DNV GL has integrated its methodology into regular control system certification schemes, enhancing their ability to address and evaluate how well software contributes to the total control and safety system performance. “Testing can also be hooked up to the design development process. We can use the manufacturer’s simulator for testing and apply results in the control system certification. This means that the manufacturer does not need to do much extra work to have their systems tested in a virtual environment.”

Together in the cloud
Åland reports that they have tuned the qualification process to make it more industrialised and add value for the end user in the supply chain. “When an owner orders a machine, the software performance has also been separately verified according to safety performance. In addition to improving operational efficiency, this is very cost- and time-effective.”

The next step, he says, is cloud-based testing. “We can emulate the control system and upload it to the cloud, test planned improvements and include them in a simulation platform. Together with SINTEF and several others, we are currently involved in a joint industry project (JIP) on co-simulation of standardised models on an open-source simulation platform.”

Per Arild Åland characterises DNV GL’s standards as an industrial meeting place, forming a basis for trust in the supply chain, with software integrity being verified in the process.

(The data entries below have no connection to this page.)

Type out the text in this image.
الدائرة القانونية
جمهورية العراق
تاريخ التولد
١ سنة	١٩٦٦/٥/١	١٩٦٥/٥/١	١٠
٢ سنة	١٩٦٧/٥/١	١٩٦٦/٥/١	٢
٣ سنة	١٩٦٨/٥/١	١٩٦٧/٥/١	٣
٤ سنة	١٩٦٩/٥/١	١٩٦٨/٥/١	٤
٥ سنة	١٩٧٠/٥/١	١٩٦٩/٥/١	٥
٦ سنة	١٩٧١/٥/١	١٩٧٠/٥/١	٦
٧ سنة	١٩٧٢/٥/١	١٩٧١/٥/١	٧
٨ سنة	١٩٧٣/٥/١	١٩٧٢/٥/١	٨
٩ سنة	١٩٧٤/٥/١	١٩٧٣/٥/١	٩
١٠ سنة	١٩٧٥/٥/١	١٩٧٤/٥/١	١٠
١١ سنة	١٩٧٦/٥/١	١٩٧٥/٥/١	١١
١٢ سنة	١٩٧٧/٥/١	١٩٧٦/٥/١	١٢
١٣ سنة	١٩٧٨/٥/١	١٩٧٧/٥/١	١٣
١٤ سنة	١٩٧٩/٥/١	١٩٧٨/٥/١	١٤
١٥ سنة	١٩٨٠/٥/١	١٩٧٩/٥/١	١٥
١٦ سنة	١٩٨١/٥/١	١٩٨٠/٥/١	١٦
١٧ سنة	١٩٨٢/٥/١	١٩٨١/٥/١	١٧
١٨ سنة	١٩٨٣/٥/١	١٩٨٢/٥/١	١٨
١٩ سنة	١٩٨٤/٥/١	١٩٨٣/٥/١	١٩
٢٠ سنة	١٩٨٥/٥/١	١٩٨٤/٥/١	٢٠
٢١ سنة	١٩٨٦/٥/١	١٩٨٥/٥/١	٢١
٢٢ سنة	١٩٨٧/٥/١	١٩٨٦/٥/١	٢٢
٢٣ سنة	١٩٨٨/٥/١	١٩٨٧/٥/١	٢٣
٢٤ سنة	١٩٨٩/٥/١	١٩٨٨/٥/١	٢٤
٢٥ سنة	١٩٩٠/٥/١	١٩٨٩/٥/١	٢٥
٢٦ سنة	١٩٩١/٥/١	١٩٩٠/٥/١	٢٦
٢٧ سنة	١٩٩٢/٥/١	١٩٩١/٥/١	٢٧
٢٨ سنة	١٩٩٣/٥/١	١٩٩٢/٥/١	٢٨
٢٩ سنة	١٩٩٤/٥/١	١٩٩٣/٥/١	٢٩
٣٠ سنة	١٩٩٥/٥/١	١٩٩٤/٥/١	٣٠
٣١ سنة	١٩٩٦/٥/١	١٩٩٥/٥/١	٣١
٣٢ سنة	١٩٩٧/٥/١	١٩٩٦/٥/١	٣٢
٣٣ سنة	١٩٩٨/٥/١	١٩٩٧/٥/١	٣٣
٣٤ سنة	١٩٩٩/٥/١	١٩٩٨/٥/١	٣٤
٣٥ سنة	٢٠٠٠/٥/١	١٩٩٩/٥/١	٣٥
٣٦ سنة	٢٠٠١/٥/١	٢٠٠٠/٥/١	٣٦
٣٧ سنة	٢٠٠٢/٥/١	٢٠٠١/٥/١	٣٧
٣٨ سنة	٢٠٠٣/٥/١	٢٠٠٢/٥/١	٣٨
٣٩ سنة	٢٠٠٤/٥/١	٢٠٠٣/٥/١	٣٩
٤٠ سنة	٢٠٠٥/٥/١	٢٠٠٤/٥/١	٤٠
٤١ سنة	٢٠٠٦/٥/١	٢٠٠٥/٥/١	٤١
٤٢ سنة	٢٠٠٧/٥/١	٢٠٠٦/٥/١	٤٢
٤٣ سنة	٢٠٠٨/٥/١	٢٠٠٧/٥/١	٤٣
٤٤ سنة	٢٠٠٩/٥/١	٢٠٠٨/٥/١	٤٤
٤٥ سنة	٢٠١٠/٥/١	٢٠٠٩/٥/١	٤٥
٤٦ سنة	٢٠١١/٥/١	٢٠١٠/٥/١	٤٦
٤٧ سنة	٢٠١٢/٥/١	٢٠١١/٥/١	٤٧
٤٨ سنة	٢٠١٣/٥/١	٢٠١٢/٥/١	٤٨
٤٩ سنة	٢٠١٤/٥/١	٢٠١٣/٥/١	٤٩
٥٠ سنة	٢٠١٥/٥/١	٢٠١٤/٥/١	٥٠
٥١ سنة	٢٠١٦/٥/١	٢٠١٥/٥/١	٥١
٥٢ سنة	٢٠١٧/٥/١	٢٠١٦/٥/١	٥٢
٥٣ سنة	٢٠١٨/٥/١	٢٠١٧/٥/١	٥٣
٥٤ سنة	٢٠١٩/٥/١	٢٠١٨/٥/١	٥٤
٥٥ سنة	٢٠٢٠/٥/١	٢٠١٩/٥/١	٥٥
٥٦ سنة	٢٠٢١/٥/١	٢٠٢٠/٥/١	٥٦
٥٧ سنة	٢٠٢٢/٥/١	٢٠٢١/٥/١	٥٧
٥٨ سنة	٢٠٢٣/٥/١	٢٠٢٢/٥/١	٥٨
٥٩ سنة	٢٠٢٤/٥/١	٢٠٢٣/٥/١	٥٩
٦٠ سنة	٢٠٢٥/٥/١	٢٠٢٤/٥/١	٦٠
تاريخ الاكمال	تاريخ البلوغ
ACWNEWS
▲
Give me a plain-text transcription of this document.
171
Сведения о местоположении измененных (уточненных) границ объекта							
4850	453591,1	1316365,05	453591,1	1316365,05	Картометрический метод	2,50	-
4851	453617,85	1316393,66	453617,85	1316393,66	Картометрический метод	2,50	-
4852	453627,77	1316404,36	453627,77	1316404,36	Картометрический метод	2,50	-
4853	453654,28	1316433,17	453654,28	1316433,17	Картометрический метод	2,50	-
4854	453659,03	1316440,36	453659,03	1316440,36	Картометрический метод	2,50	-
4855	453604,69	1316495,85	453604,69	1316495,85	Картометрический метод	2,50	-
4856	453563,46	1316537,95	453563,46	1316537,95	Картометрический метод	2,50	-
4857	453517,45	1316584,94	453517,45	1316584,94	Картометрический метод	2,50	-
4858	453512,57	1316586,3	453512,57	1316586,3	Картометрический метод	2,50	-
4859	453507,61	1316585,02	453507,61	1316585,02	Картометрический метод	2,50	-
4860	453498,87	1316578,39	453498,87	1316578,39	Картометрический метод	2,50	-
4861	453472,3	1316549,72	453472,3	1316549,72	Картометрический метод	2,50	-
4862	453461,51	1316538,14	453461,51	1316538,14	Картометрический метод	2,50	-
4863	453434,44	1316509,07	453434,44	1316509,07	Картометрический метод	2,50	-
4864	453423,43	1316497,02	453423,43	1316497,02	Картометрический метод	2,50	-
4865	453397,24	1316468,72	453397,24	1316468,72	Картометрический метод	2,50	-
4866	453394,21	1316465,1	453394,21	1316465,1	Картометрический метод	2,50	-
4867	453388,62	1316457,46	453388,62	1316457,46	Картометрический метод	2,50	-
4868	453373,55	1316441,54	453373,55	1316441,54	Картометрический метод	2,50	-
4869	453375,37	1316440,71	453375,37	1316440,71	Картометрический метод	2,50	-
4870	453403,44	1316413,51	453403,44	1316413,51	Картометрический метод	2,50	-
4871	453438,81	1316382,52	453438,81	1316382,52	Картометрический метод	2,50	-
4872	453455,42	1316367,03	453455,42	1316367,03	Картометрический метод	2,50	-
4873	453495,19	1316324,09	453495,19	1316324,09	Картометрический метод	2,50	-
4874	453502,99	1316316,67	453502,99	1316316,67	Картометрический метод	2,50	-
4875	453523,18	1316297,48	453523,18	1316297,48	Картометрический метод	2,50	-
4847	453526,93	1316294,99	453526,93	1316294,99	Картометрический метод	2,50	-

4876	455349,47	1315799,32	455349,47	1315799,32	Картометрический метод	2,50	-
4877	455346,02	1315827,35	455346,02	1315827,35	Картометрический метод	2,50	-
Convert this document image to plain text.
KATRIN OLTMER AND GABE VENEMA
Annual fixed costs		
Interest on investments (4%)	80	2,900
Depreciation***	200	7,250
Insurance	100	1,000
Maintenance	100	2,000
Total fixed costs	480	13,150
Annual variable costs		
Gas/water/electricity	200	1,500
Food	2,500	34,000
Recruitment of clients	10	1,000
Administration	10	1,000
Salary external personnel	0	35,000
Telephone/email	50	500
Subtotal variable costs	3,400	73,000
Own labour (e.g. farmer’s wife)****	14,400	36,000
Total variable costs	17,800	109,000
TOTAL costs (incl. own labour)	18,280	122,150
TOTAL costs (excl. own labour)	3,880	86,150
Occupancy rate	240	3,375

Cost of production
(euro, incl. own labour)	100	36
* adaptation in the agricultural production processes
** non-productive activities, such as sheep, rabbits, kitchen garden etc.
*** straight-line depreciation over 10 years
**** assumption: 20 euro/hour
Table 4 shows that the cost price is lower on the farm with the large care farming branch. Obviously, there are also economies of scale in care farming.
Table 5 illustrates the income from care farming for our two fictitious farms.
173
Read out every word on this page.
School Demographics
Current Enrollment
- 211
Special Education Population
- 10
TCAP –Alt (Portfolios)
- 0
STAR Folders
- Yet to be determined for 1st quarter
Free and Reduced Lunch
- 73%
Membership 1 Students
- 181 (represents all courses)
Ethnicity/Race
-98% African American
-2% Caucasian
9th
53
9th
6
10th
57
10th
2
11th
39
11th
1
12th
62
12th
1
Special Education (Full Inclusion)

“Safety systems and others critical to automated and remote operations, and to future autonomy, are software-driven. We have entire grids of complex systems and machines with software as the glue holding them together. If we are going to make real progress toward autonomy, there needs to be a common sense of urgency in the industry to pursue a more comprehensive verification of software-intensive systems.”

Projects at a glance
Remote surveillance and control of offshore and subsea operations appeared on the industry stage back in the 1990s. Twenty years on, advances in offshore auto-remote technology are picking up speed. Some recent examples:

  • iSURVEY recently completed what was reported to be the first-ever remote drilling rig positioning project.
  • Equinor has converted its Valemon platform to remote control from land, as well as opening a new fully automatic, unmanned and remote platform on the Oseberg field in 2018. It has also opened two onshore centres: one for centralised support of integrated operations and one for drilling operations.
  • Oceaneering has launched a new battery-powered ROV capable of operating for extended periods of time without having to be recovered to the surface. It also employs machine vision learning and augmented reality technologies.